Evidence-based medications like ACEi/ARB (81.1%), beta-blockers (68.4%) were adequately prescribed, but aldosterone antagonists were prescribed in low numbers (31.0%). ACEi/ARBs prescription were comparable to other registries except ADHERE-I where it was low at 63%.2-5 However, in Oman, at discharge, beta-blockers were prescribed less than recorded in the European and American registries, but higher than the ADHERE-I and African registries.4,5
Even though AHF patients from Oman were treated adequately, the overall in-hospital mortality (7.1%) was higher when compared to other registries. This was possibly due to IHD etiology along with ACS as a precipitating factor and underlying comorbid conditions that are known to cause systolic and diastolic dysfunction.13 It has been observed that diabetic patients with HF may not respond well to standard HF therapy when compared to nondiabetic AHF patients.13
The Oman registry had an excellent follow-up status at 12 months (97%). Within 12-month follow-up, one in two patients were rehospitalized for HF, which was highest compared to other registries including the main Gulf CARE registry.2–6 The cumulative mortality of 15.7% at three months and 26.4% at one-year post-discharge were highest among all AHF registries indicating the very poor outcome of AHF patients from Oman, which may be due to the high prevalence of IHD/ACS and diabetes mellitus.

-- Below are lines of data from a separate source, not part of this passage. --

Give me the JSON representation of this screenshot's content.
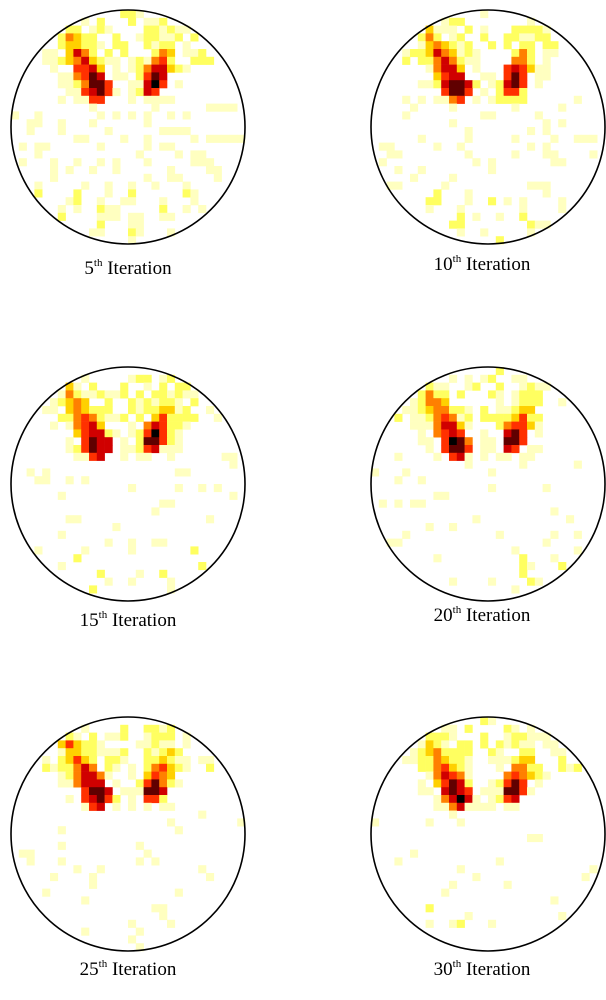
{
  "figure": {
    "panels": [
      {
        "id": "iter-5",
        "number": "5",
        "ordinal": "th",
        "word": "Iteration",
        "diffuse": 1.0
      },
      {
        "id": "iter-10",
        "number": "10",
        "ordinal": "th",
        "word": "Iteration",
        "diffuse": 0.75
      },
      {
        "id": "iter-15",
        "number": "15",
        "ordinal": "th",
        "word": "Iteration",
        "diffuse": 0.5
      },
      {
        "id": "iter-20",
        "number": "20",
        "ordinal": "th",
        "word": "Iteration",
        "diffuse": 0.4
      },
      {
        "id": "iter-25",
        "number": "25",
        "ordinal": "th",
        "word": "Iteration",
        "diffuse": 0.3
      },
      {
        "id": "iter-30",
        "number": "30",
        "ordinal": "th",
        "word": "Iteration",
        "diffuse": 0.25
      }
    ],
    "colormap": [
      "#ffffff",
      "#ffffc0",
      "#ffff60",
      "#ffd000",
      "#ff8000",
      "#ff3000",
      "#d00000",
      "#600000",
      "#000000"
    ],
    "circle_color": "#000000"
  }
}
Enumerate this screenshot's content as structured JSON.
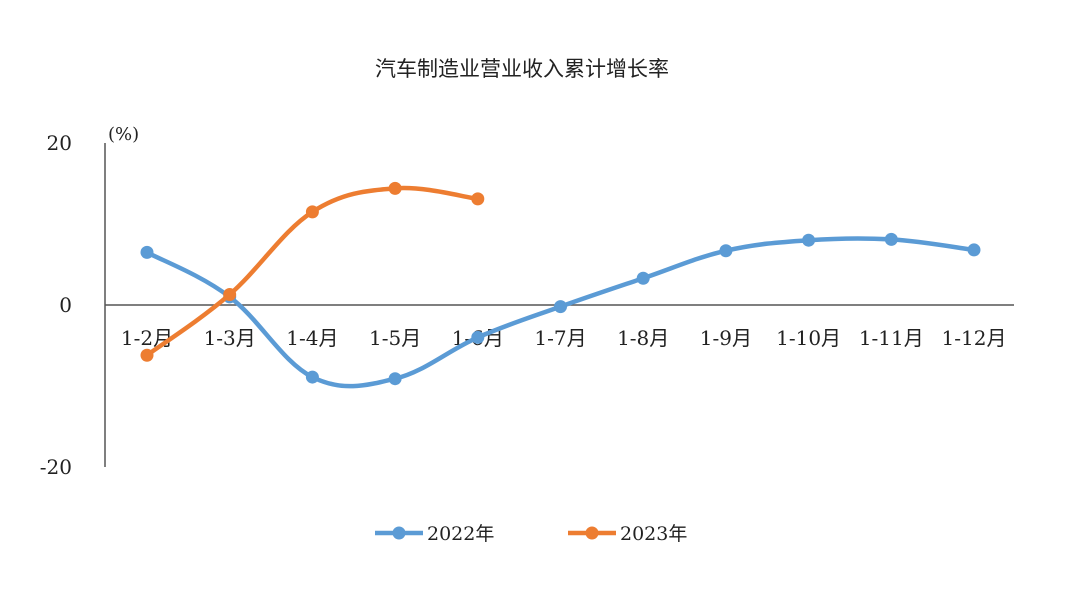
{
  "chart_data": {
    "type": "line",
    "title": "汽车制造业营业收入累计增长率",
    "unit_label": "(%)",
    "categories": [
      "1-2月",
      "1-3月",
      "1-4月",
      "1-5月",
      "1-6月",
      "1-7月",
      "1-8月",
      "1-9月",
      "1-10月",
      "1-11月",
      "1-12月"
    ],
    "y_ticks": [
      {
        "value": 20,
        "label": "20",
        "color": "#222222"
      },
      {
        "value": 0,
        "label": "0",
        "color": "#222222"
      },
      {
        "value": -20,
        "label": "-20",
        "color": "#e8231f"
      }
    ],
    "ylim": [
      -20,
      20
    ],
    "grid": false,
    "legend_position": "bottom",
    "series": [
      {
        "name": "2022年",
        "color": "#5b9bd5",
        "values": [
          6.5,
          1.0,
          -8.9,
          -9.1,
          -4.0,
          -0.2,
          3.3,
          6.7,
          8.0,
          8.1,
          6.8
        ]
      },
      {
        "name": "2023年",
        "color": "#ed7d31",
        "values": [
          -6.2,
          1.3,
          11.5,
          14.4,
          13.1,
          null,
          null,
          null,
          null,
          null,
          null
        ]
      }
    ]
  }
}
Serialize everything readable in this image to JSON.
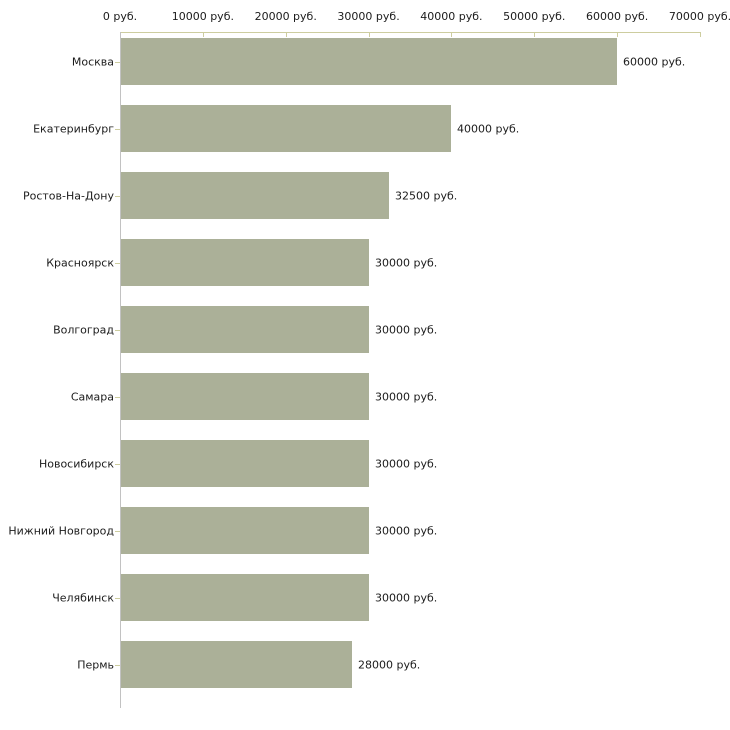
{
  "chart_data": {
    "type": "bar",
    "orientation": "horizontal",
    "title": "",
    "categories": [
      "Москва",
      "Екатеринбург",
      "Ростов-На-Дону",
      "Красноярск",
      "Волгоград",
      "Самара",
      "Новосибирск",
      "Нижний Новгород",
      "Челябинск",
      "Пермь"
    ],
    "values": [
      60000,
      40000,
      32500,
      30000,
      30000,
      30000,
      30000,
      30000,
      30000,
      28000
    ],
    "value_labels": [
      "60000 руб.",
      "40000 руб.",
      "32500 руб.",
      "30000 руб.",
      "30000 руб.",
      "30000 руб.",
      "30000 руб.",
      "30000 руб.",
      "30000 руб.",
      "28000 руб."
    ],
    "unit": "руб.",
    "x_axis": {
      "position": "top",
      "min": 0,
      "max": 70000,
      "tick_step": 10000,
      "tick_values": [
        0,
        10000,
        20000,
        30000,
        40000,
        50000,
        60000,
        70000
      ],
      "tick_labels": [
        "0 руб.",
        "10000 руб.",
        "20000 руб.",
        "30000 руб.",
        "40000 руб.",
        "50000 руб.",
        "60000 руб.",
        "70000 руб."
      ]
    },
    "grid": false,
    "legend": null,
    "colors": {
      "bar": "#abb098",
      "axis_line": "#cdcd9f",
      "tick": "#cdcd9f",
      "category_axis_line": "#c2c2c2",
      "text": "#1c1c1c",
      "background": "#ffffff"
    }
  }
}
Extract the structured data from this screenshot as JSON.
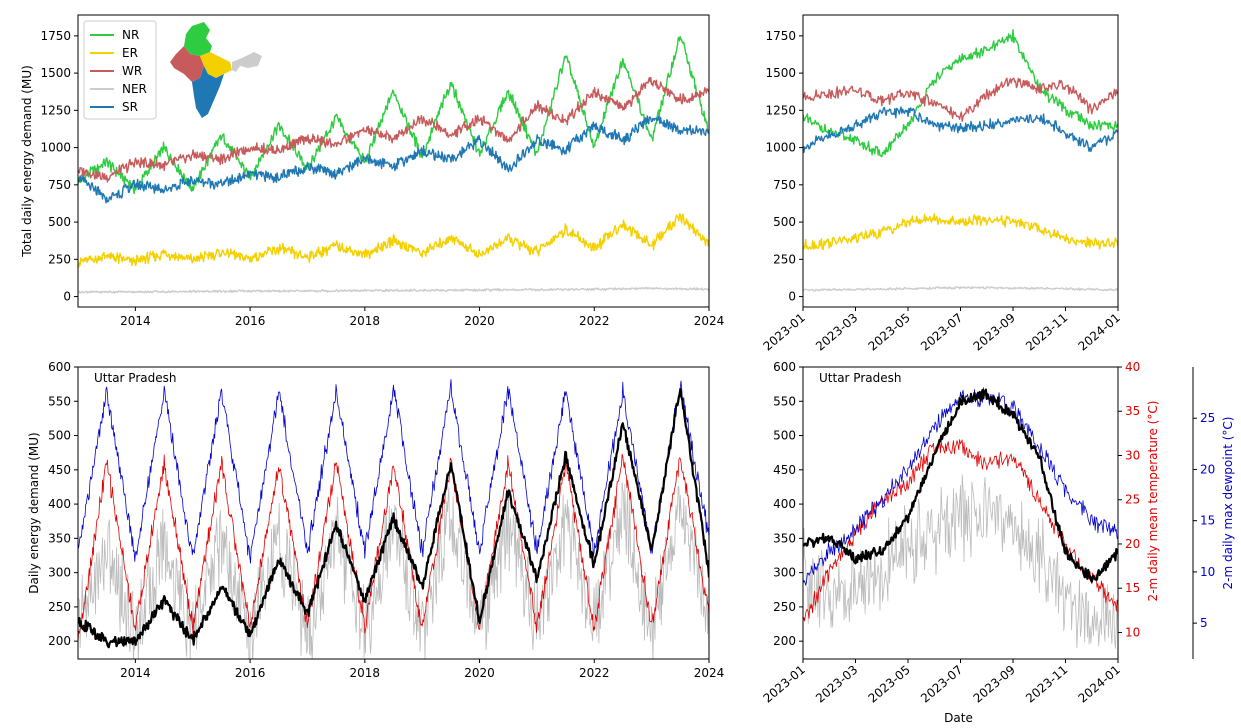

This high prevalence of diabetes and IHD are also noted as important causes of increasing HF in South Asian countries like India.14,15 These issues need to be addressed urgently so that preventive steps are initiated as soon as possible by health authorities. Starting HF clinics with early diagnosis, risk factor control, and specific treatment will help to reduce disease burden as well as morbidity and mortality in this region.15
Conclusions
Oman CARE was the first prospective multicenter registry of AHF in Oman and showed that HF patients present at a younger age with recurrent ADCHF and HFrEF. IHD was the most common etiology of HF with a low prevalence of AF, but high prevalence of ACS and non-compliance with medications precipitating HF. A quarter of patients died at one-year follow-up even though medical therapy was nearly optimal. This indicates an urgent need for prevention, early diagnosis, and treatment of AHF in Oman.
Disclosure
The authors declared no conflicts of interest. Oman CARE as part of Gulf CARE is an investigator-initiated study conducted under the auspices of the Gulf Heart Association and funded by Servier, Paris, France.